The Regace project will also evaluate the effectiveness of the PV modules, which were manufactured by an unspecified manufacturer. One of the other aims of the project is to test the energy yield of the tracker systems in greenhouses across different locations and climates.
“A first trial in a Mediterranean climate has shown that an increase of around 20% can be achieved compared to a fixed installation in a greenhouse,” the spokesperson said. “Due to it being crop responsive, it does not harm the crops below the system.”
The pilot will install “relatively small” greenhouses in universities and research institutes in Germany, Austria, Greece, and Israel. It will also test the tracking system at two operational farms in Germany and Italy. The exact sizes of the installations are still being planned.
The Regace project will use carbon dioxide (CO2) enrichment methods to increase crop yield, including bottled CO2 enrichment, CO2 enrichment using CO2 bags, and using agricultural offcuts, compost, or manure to increase CO2 levels inside the greenhouse.
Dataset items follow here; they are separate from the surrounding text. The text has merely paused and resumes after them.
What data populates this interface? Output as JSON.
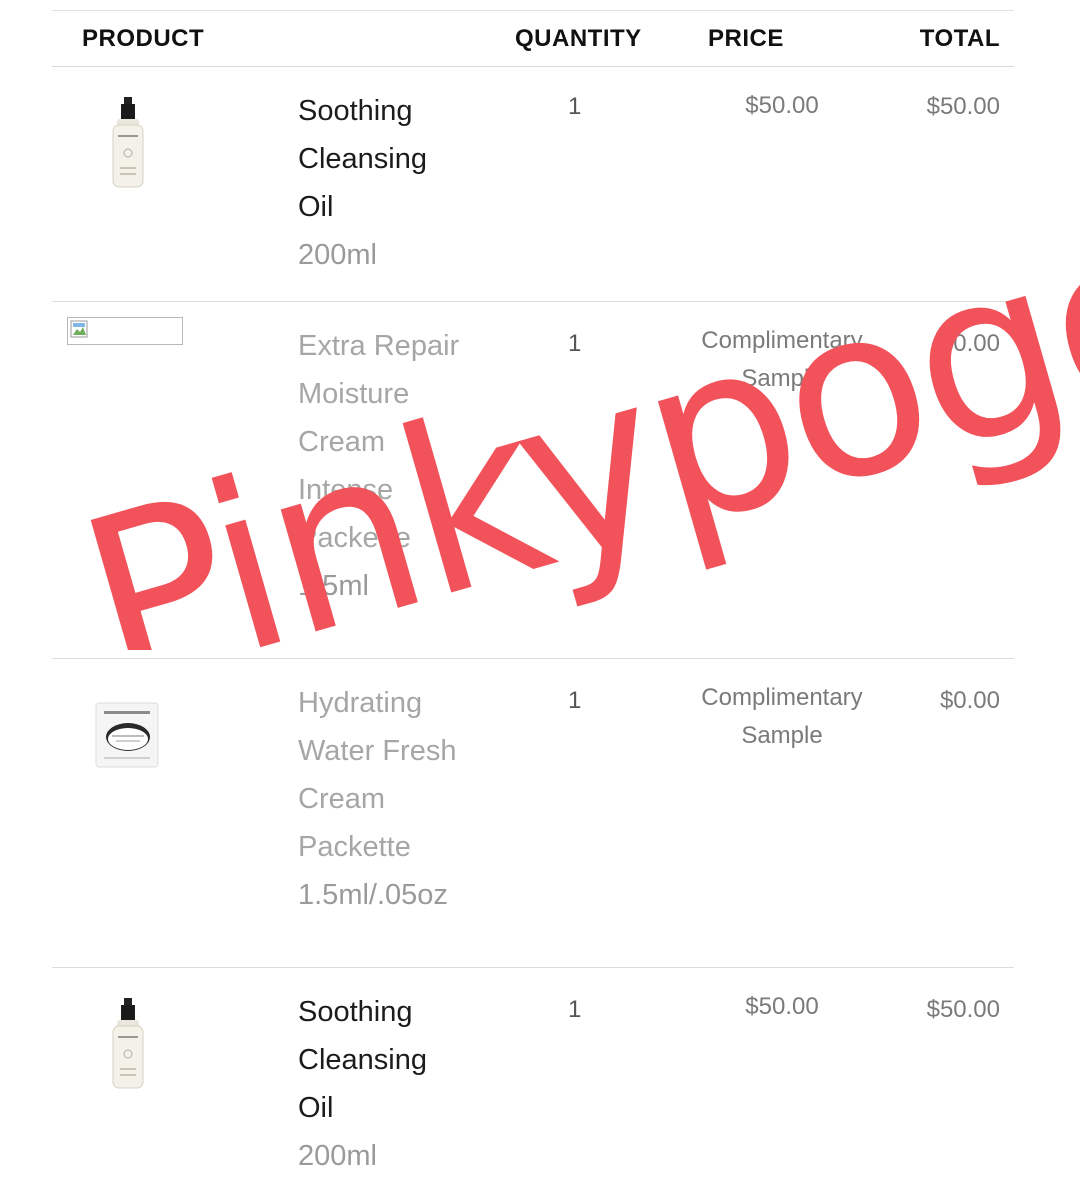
{
  "header": {
    "product_label": "PRODUCT",
    "quantity_label": "QUANTITY",
    "price_label": "PRICE",
    "total_label": "TOTAL"
  },
  "items": [
    {
      "title_lines": [
        "Soothing",
        "Cleansing",
        "Oil"
      ],
      "size": "200ml",
      "quantity": "1",
      "price_lines": [
        "$50.00"
      ],
      "total": "$50.00",
      "image": "cleansing-oil-bottle"
    },
    {
      "title_lines": [
        "Extra Repair",
        "Moisture",
        "Cream",
        "Intense",
        "Packette"
      ],
      "size": "1.5ml",
      "quantity": "1",
      "price_lines": [
        "Complimentary",
        "Sample"
      ],
      "total": "$0.00",
      "image": "broken-image"
    },
    {
      "title_lines": [
        "Hydrating",
        "Water Fresh",
        "Cream",
        "Packette"
      ],
      "size": "1.5ml/.05oz",
      "quantity": "1",
      "price_lines": [
        "Complimentary",
        "Sample"
      ],
      "total": "$0.00",
      "image": "cream-packette"
    },
    {
      "title_lines": [
        "Soothing",
        "Cleansing",
        "Oil"
      ],
      "size": "200ml",
      "quantity": "1",
      "price_lines": [
        "$50.00"
      ],
      "total": "$50.00",
      "image": "cleansing-oil-bottle"
    }
  ],
  "watermark": {
    "text": "Pinkypogo",
    "color": "#f2525a"
  },
  "colors": {
    "header_text": "#111111",
    "product_text": "#1c1c1c",
    "sample_text": "#a6a6a6",
    "price_text": "#7a7a7a",
    "divider": "#dcdcdc"
  }
}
The consortium includes 12 research institutes and commercial organisations from five different countries: Fattoria Sociali del Circeo, Humboldt University of Berlin, Tel Aviv University, University of Rome Tor Vergata, University of Thessaly, University of Natural Resources and Life Sciences, BIO-Gärtnerei Watzkendorf, and Interteam. The project is supported by a €5.5 million ($5.89 million) grant from the European Union through the Horizon Europe Research and Innovation funding program.